Martha voiced it. “Do you suppose he’s the boyfriend Robin ran away with?”
“That could explain why Natalie looks so much like him. But Anna Emily doesn’t look like either one of them.”
Martha had seen so much, she immediately jumped to the darkest conclusion. “You don’t reckon they kidnapped her, do you? Or inherited her from a friend who was doing drugs and went to prison?”
“That could explain why she never bonded with Robin.”
“But why weren’t Robin and Billy living together? Why lie about their relationship?”
“Heaven knows—but I don’t. Maybe he’s got a wife somewhere else. I think we ought to tell Buster what we suspect, don’t you?”
The sheriff didn’t go so far as to congratulate us when I phoned him, but he admitted we could be right where Billy was concerned. “I’ll see if the Poynters can recall the name of the man she ran away with.”
“If she really was their daughter,” I added.

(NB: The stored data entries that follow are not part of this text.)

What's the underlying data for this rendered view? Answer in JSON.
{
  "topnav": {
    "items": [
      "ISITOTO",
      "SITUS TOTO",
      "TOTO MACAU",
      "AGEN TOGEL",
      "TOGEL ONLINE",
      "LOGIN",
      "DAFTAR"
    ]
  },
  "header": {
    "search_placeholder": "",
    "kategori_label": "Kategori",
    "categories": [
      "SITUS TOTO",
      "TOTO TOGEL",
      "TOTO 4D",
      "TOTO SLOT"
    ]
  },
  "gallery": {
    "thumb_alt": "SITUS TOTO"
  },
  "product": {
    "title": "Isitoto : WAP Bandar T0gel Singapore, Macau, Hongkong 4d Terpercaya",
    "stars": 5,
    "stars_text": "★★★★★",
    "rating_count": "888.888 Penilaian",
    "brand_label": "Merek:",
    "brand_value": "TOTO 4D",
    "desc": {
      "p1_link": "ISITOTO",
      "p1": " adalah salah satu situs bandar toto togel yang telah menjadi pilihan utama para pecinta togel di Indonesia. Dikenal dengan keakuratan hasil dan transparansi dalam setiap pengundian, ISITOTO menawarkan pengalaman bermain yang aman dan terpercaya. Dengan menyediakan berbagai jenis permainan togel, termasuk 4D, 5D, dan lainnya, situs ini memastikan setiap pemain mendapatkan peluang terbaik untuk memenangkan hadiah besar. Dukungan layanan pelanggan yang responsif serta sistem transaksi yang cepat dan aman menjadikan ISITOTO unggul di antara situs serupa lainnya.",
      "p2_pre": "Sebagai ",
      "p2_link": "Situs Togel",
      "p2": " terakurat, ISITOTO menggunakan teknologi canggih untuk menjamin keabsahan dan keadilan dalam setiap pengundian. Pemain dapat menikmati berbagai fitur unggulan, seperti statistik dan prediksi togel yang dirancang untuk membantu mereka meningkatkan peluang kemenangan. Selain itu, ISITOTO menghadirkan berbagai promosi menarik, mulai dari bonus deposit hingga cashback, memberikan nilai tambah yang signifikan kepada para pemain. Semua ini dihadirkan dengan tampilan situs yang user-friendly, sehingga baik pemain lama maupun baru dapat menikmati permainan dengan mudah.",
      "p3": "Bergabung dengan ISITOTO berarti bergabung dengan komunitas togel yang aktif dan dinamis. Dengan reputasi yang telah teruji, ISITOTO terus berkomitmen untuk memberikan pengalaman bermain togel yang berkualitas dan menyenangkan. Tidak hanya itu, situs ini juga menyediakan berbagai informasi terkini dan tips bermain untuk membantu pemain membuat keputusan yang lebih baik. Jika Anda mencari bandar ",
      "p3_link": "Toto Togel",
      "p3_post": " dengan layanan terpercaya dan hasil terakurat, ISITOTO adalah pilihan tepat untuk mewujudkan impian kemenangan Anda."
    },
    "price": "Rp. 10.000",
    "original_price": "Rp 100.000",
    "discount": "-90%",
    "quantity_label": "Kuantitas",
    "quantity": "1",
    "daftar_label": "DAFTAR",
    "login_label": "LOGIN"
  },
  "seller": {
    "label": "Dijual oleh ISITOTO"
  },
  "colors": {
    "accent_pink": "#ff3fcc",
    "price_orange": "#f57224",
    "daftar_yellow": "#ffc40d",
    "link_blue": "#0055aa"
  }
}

“There’s no doubt of that. We’ve sent for her high school dental records to confirm it, but the Poynters had her high school graduation picture, and it looked very like Robin as we found her.”
“You knew that when you were talking to us this morning, didn’t you? Why didn’t you tell us?”
He chuckled. “Have to keep some things to myself. Thanks for the tip. I’ll talk to the Poynters again tomorrow.”
“Do you have any leads to the killer?”